Providing evidence-based treatment for substance use disorders also offers the best alternative for interrupting the drug use/criminal justice cycle for offenders with drug problems. Untreated substance using offenders are more likely to relapse into drug use and criminal behavior, jeopardizing public health and safety and taxing criminal justice system resources. Treatment has consistently been shown to reduce the costs associated with lost productivity, crime, and incarceration caused by drug use.46  Substance use disorder treatment can be incorporated into criminal justice settings in a variety of ways including:

  • Treatment as a condition of probation
  • Drug courts that blend judicial monitoring and sanctions with treatment
  • Treatment in prison followed by community-based treatment after discharge
  • Treatment under parole or probation supervision.

It is estimated that over 65 percent of all prisoners meet the diagnostic criteria for drug abuse or dependence, yet only about 11 percent of those prisoners receive treatment while incarcerated.47  Left untreated, justice involved people with substance use disorders often relapse to drug use and return to criminal behavior.  This represents a significant opportunity to intervene with a high-risk population.
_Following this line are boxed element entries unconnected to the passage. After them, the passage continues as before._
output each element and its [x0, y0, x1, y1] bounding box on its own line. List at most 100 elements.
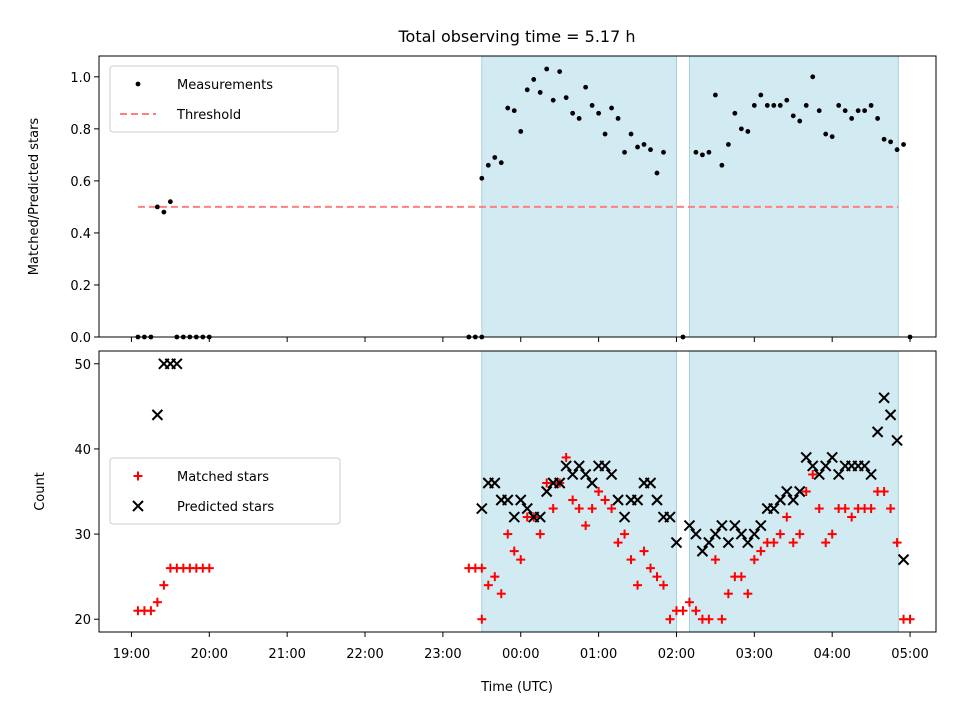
marker-stroke — [151, 409, 164, 421]
data-point — [784, 97, 790, 103]
data-point — [891, 434, 903, 447]
data-point — [631, 494, 644, 506]
marker-stroke — [878, 392, 890, 404]
data-point — [704, 614, 714, 624]
data-point — [503, 529, 513, 539]
data-point — [605, 468, 618, 481]
data-point — [609, 105, 614, 111]
data-point — [881, 136, 887, 142]
data-point — [508, 511, 520, 523]
data-point — [573, 460, 585, 472]
legend-label: Matched stars — [177, 470, 269, 485]
legend-label: Predicted stars — [177, 500, 274, 515]
data-point — [477, 614, 487, 624]
y-tick-label: 40 — [74, 443, 91, 458]
marker-stroke — [865, 468, 877, 481]
marker-stroke — [722, 536, 735, 549]
data-point — [892, 538, 902, 548]
data-point — [511, 108, 517, 114]
shaded-interval — [688, 55, 899, 338]
data-point — [878, 392, 890, 404]
data-point — [717, 614, 727, 624]
marker-stroke — [794, 485, 806, 498]
data-point — [159, 580, 169, 590]
x-tick-label: 21:00 — [268, 647, 305, 662]
measurements-panel: 0.0 0.2 0.4 0.6 0.8 1.0 Matched/Predicted star… — [27, 55, 937, 346]
data-point — [476, 502, 488, 515]
legend: Measurements Threshold — [109, 65, 339, 133]
data-point — [678, 606, 688, 616]
marker-stroke — [871, 426, 884, 438]
data-point — [879, 487, 889, 496]
data-point — [574, 504, 584, 514]
data-point — [803, 103, 809, 108]
data-point — [813, 468, 825, 481]
data-point — [622, 149, 627, 155]
marker-stroke — [696, 545, 709, 557]
data-point — [535, 529, 545, 539]
data-point — [548, 504, 558, 514]
data-point — [745, 129, 751, 134]
x-tick-label: 00:00 — [502, 647, 539, 662]
marker-stroke — [579, 468, 592, 481]
marker-stroke — [690, 528, 702, 540]
data-point — [483, 580, 493, 590]
marker-stroke — [631, 494, 644, 506]
data-point — [154, 204, 160, 210]
legend-box — [109, 457, 341, 525]
data-point — [836, 103, 842, 108]
marker-stroke — [502, 494, 514, 506]
data-point — [587, 504, 597, 514]
data-point — [146, 606, 156, 616]
x-tick-label: 22:00 — [346, 647, 383, 662]
marker-stroke — [832, 468, 845, 481]
data-point — [865, 468, 877, 481]
legend-label: Measurements — [177, 78, 273, 93]
data-point — [516, 555, 526, 565]
data-point — [781, 485, 793, 498]
data-point — [706, 149, 712, 155]
data-point — [703, 536, 715, 549]
legend: Matched stars Predicted stars — [109, 457, 341, 525]
marker-stroke — [599, 460, 611, 472]
marker-stroke — [540, 485, 553, 498]
data-point — [151, 409, 164, 421]
y-tick-label: 0.2 — [70, 279, 91, 294]
data-point — [829, 134, 835, 140]
data-point — [709, 528, 722, 540]
data-point — [725, 142, 731, 147]
data-point — [161, 209, 167, 215]
marker-stroke — [508, 511, 520, 523]
data-point — [782, 512, 792, 522]
marker-stroke — [560, 460, 572, 472]
data-point — [756, 546, 766, 556]
data-point — [768, 502, 780, 515]
data-point — [743, 589, 753, 599]
y-axis-label: Matched/Predicted stars — [27, 118, 42, 276]
data-point — [612, 494, 624, 506]
data-point — [641, 142, 647, 147]
data-point — [204, 563, 214, 573]
series-matched-stars — [133, 452, 915, 624]
data-point — [550, 97, 556, 103]
y-tick-label: 0.0 — [70, 331, 91, 346]
data-point — [639, 546, 649, 556]
data-point — [719, 162, 725, 168]
data-point — [586, 477, 598, 489]
data-point — [581, 521, 591, 531]
data-point — [540, 485, 553, 498]
data-point — [700, 152, 705, 158]
x-tick-label: 04:00 — [813, 647, 850, 662]
data-point — [670, 536, 683, 549]
data-point — [832, 468, 845, 481]
data-point — [490, 572, 500, 582]
data-point — [557, 69, 563, 75]
marker-stroke — [774, 494, 786, 506]
data-point — [723, 589, 733, 599]
data-point — [518, 129, 524, 134]
data-point — [615, 116, 621, 121]
data-point — [905, 614, 915, 624]
data-point — [696, 545, 709, 557]
marker-stroke — [884, 409, 897, 421]
marker-stroke — [618, 511, 631, 523]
In 2013 NIDA launched the Juvenile Justice Translational Research on Interventions for Adolescents in the Legal System (JJ-TRIALS) program to identify and test strategies for improving the delivery of evidence-based substance abuse and HIV prevention and treatment services for justice-involved youth.  This initiative is a continuation of NIDA’s Criminal Justice Drug Abuse Treatment Studies (CJ-DATS) program that was funded from 2002 through 2014 which contributed to a significant body of research describing existing treatment practices in the criminal justice system, developing and testing the effectiveness of specific interventions, and exploring strategies for implementation and quality improvement of substance use disorder treatment programs for criminal justice populations.  The JJ-TRIALS initiative will follow on to provide insight into the process by which juvenile justice and other service settings can successfully adopt and adapt existing evidence-based programs and strategies to improve treatment for at-risk youth.
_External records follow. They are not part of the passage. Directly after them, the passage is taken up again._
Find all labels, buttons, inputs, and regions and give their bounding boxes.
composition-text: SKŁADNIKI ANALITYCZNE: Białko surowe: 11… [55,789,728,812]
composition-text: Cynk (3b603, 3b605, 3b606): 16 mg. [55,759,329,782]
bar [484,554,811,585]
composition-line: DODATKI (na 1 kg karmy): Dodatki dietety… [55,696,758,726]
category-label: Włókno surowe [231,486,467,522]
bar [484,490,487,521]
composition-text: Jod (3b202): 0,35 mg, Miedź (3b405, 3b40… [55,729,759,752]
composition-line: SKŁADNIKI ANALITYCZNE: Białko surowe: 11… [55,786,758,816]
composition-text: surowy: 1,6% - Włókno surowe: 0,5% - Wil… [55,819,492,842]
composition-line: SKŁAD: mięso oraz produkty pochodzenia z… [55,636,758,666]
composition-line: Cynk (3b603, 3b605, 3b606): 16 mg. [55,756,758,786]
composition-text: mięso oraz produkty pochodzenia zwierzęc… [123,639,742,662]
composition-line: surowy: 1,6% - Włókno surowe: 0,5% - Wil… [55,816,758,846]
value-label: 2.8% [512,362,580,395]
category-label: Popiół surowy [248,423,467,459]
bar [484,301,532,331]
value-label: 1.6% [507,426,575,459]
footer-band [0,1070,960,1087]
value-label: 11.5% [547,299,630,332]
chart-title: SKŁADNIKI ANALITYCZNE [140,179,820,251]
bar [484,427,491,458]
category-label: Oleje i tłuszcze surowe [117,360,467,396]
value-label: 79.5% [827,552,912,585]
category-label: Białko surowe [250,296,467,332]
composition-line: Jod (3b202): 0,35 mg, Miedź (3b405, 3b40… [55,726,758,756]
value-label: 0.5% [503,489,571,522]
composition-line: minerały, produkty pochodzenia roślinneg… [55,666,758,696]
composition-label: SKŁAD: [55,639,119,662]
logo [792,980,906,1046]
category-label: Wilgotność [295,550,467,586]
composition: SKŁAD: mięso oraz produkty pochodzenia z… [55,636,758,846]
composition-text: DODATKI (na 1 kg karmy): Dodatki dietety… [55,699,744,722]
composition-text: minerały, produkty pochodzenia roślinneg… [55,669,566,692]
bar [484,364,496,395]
Other NIDA-supported research is looking at how to improve access to treatment among other high risk populations.  For example, patients with opioid use disorders are at increased risk of adverse health consequences and often seek medical care in emergency departments (EDs).  One recent study explored the efficacy of screening for opioid use disorders and initiating buprenorphine treatment in the ED.  Patients who were started on buprenorphine treatment in the ED were more likely to engage in ongoing treatment, had reduced self-reported illicit opioid use, and were also less likely to need inpatient addiction treatment services compared to patients who received only a brief intervention and a referral for treatment.   Similarly, ongoing research is examining the impact of integration of MAT within infectious disease clinics.  This type of research is essential for translating evidence-based strategies into real-world interventions that will reach the greatest number of people and get the most out of limited prevention and treatment resources.
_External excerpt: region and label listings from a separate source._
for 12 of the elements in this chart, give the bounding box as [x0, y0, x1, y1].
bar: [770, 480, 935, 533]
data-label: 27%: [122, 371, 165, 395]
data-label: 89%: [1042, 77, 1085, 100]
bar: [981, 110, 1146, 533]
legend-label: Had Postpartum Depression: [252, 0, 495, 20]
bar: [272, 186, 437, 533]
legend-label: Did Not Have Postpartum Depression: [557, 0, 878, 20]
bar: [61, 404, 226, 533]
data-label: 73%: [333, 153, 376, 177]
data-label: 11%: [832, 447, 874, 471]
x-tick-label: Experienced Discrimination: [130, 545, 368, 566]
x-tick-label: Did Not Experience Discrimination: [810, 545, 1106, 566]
NIDA will continue its close collaborations with other Federal agencies and community partners with a strong interest in preserving public health to address the ongoing challenges posed by abuse of prescription opioids and heroin in this country.  We commend the Committee for recognizing the serious and growing challenges associated with this exceedingly complex issue.  Indeed, prescription opioids, like other prescribed medications, do present health risks, but they are also powerful clinical tools for the treatment of acute severe pain, and can be effective for treating severe chronic pain in certain populations.  It is imperative that we strive to achieve a balanced approach to ensure that people suffering from pain can get the relief they need while minimizing the potential for negative consequences.  We support the development and implementation of multi-pronged, evidence-based strategies that minimize the intrinsic risks of opioid medications and make effective, long term treatments more widely available.